An erosion of covenant protections across the European unitranche market has occurred over the last two years, but protections for lenders remain stronger than in syndicated leveraged loan transactions, according to a report from the ratings agency Fitch.
Excessive amounts of liquidity have pushed direct lending platforms to take on deals on riskier terms. In 2015, 60 percent of unitranche providers included the full set of four maintenance covenants, while the remaining 40 percent were either loose or ‘lite’ structures. Fitch figures for 2016 show a reverse with less than 20 percent including a full set of protections for lenders and more than 80 percent either loose or ‘lite’.
The syndicated leveraged loans below €200 million tracked by Fitch show no transactions including a full set of covenants in 2016 and less than 20 percent in 2015. It is a significant shift compared with 2013, when Fitch recorded more than 90 percent of transactions had a full set of protections for the lenders.
“In response to competition from banks and institutional loan providers in the club and syndicated markets, unitranche covenants have weakened since 2014. Nonetheless, covenant standards remain stronger than for syndicated loans of similar size,” Fitch said.
The evidence backs up a number of concerns expressed by those within the market of an import of covenant-lite structures increasing across Europe as funds look to put record amounts of dry powder to work. Last month, one fund of funds manager told PDI that the senior debt market has the characteristics of a market that is “expected to fail”.

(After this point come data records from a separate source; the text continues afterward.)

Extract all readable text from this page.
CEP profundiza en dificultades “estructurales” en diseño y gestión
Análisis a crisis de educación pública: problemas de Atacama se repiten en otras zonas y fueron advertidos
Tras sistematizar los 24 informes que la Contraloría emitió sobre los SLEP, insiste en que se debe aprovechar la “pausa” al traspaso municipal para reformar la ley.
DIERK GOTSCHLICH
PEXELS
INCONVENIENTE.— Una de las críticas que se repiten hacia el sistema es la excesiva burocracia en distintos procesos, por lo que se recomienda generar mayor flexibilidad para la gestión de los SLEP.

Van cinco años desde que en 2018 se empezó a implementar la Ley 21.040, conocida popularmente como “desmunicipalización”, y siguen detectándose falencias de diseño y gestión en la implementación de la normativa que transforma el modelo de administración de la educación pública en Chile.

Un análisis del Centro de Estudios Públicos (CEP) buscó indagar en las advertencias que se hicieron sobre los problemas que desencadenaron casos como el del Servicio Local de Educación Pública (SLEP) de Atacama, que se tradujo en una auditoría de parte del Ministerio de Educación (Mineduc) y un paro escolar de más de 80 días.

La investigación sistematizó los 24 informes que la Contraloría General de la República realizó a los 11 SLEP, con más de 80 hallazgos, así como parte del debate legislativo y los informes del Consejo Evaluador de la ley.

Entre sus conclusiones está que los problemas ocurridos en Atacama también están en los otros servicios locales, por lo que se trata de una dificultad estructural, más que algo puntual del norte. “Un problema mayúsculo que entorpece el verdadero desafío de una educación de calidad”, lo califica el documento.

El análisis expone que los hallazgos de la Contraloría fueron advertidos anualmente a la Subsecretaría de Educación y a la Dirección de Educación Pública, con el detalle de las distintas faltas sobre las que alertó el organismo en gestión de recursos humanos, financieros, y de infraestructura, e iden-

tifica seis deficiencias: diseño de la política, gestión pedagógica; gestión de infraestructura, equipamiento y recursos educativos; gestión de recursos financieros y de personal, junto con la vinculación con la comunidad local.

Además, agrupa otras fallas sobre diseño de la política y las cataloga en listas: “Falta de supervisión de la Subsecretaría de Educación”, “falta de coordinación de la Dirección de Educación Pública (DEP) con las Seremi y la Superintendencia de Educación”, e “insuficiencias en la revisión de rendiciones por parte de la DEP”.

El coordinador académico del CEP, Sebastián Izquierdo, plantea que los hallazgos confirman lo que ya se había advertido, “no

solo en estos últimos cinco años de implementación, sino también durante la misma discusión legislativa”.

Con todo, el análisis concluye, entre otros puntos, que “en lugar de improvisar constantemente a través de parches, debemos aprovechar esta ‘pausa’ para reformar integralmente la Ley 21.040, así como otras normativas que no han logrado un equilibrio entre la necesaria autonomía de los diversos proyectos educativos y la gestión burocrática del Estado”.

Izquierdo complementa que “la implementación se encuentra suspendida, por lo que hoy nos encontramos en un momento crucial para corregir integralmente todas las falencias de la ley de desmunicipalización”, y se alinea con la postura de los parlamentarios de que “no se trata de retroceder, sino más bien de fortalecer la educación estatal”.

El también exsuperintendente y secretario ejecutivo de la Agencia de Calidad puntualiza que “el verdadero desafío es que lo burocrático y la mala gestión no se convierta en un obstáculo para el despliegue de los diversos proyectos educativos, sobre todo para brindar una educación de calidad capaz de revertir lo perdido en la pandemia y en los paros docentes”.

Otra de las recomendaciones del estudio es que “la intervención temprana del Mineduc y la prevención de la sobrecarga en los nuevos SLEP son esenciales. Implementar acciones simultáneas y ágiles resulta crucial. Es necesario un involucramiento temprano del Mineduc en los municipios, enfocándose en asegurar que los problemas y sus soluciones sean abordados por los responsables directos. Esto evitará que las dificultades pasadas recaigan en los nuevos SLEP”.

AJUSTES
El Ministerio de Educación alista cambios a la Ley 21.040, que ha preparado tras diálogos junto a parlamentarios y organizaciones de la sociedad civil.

Unitranche is popular among small and medium-sized enterprises backed by private equity sponsors because of the flexibility it offers. Unitranche providers can supply an extra turn of leverage, reaching 5.5x compared with their competitors in the syndicated leveraged loan market. Facilities are typically around the €70 million size.
However, the funds do face increasing competition from banks returning to the leveraged loan market following the introduction of negative benchmark rates, Fitch said. The ratings agency also identified the introduction of Solvency II requirements, which have pushed insurance companies into European leveraged loan funds, separately managed accounts and CLO vehicles.
The rating agency said there is a likelihood of the default rate increasing in the long term, but in 2017 there is likely to be little change. “Excess liquidity in the leveraged credit markets will mitigate the possibility of a material increase in default rates. However, many unitranche borrowers, similar to the broader leveraged credit market, are in sectors exposed to technological, regulatory or macroeconomic disruption, and the agency expects default to materialise,” the report said.
How the unitranche market product will continue to evolve depends on providers’ ability to negotiate macro-economic challenges.
“The future of the unitranche product will largely depend on its ability to better navigate an economic downturn and credit market correction than European mezzanine debt did in 2008-09, as well as generate superior recoveries in a default cycle.
“High default rates and poor recoveries translating into poor returns for credit funds and their end-investors could compromise future fundraising activity,” Fitch concluded.